In 2009 the Courtauld Institute in collaboration with the Kunsthistorisches Institut in Florenz organized a series of conferences that were held in London, Florence and New York to discuss the future of photo archives. They felt that an examination of the origins of photo archives can help guide and shape their future and, at the same time, convey to the uninitiated how image resources continue to be used as essential elements for art historical research. Few doubt that if Helen Frick, Robert Witt, or W.M. Conway had lived to see the potential of digitizing the photo archives they established in the 1920s, they would have dedicated enormous resources and careful thought to realizing the digital future. However, there is a problem for photo archives in that currently they have no copyright claim to the majority of the images in their collection and thus they are unable to display them on the web.

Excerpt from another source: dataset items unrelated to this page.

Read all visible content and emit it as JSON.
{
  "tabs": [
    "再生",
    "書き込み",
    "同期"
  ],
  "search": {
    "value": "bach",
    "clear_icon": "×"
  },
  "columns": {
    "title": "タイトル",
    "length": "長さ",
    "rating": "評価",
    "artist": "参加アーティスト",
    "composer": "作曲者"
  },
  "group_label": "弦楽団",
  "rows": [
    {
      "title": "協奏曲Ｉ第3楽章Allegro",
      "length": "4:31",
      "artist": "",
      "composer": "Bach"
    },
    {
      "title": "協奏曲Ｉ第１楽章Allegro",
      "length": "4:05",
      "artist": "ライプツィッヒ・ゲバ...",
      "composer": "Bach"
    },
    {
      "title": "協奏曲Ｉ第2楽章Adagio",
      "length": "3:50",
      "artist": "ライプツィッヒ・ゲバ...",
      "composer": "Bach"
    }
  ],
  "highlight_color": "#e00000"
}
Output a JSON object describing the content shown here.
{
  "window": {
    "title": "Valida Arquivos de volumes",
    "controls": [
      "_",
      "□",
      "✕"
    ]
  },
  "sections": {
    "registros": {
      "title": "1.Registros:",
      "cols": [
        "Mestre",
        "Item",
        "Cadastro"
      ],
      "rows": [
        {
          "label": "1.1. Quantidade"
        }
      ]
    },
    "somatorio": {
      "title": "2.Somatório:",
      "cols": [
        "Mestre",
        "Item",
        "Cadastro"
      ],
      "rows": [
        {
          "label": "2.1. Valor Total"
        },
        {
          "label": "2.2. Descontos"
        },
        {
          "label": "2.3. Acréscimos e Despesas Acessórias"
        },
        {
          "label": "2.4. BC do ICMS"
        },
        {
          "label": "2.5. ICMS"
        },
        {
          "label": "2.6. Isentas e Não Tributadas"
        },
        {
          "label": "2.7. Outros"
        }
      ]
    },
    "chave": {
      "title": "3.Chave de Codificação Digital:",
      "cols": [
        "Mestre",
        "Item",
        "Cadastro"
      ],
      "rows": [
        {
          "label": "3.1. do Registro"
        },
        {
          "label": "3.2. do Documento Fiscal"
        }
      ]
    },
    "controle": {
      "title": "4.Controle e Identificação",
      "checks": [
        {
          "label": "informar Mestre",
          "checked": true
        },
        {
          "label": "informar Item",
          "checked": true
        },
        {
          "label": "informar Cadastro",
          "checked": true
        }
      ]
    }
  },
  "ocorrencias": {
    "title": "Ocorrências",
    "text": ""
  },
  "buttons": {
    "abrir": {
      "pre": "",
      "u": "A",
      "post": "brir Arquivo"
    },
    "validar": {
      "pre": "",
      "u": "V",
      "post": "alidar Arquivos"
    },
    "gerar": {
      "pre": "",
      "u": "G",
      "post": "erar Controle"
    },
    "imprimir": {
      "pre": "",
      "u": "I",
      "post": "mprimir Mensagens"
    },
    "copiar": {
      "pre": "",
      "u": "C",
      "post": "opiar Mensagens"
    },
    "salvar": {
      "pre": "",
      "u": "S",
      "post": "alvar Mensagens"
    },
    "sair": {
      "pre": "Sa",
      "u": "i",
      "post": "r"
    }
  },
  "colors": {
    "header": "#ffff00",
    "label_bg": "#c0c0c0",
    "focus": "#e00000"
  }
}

It is therefore now their task to develop and promote a new model for access and use of these extraordinary resources that will maximize the opportunities of current and future technical advances in a way that suits the demands of today's scholars. This selection process, which is implicit in digitization projects and will inevitably exclude some images, renders the analog archive as indispensable as ever in the digital era. Whatever the method of delivery, whether the photograph itself or its digital surrogate, photo archives remain essential to the study of art history. The conferences produced the Florence Declaration, which made several recommendations for the preservation of analogue photo archives. As of May 2011, nearly 500 scholars had signed the Declaration.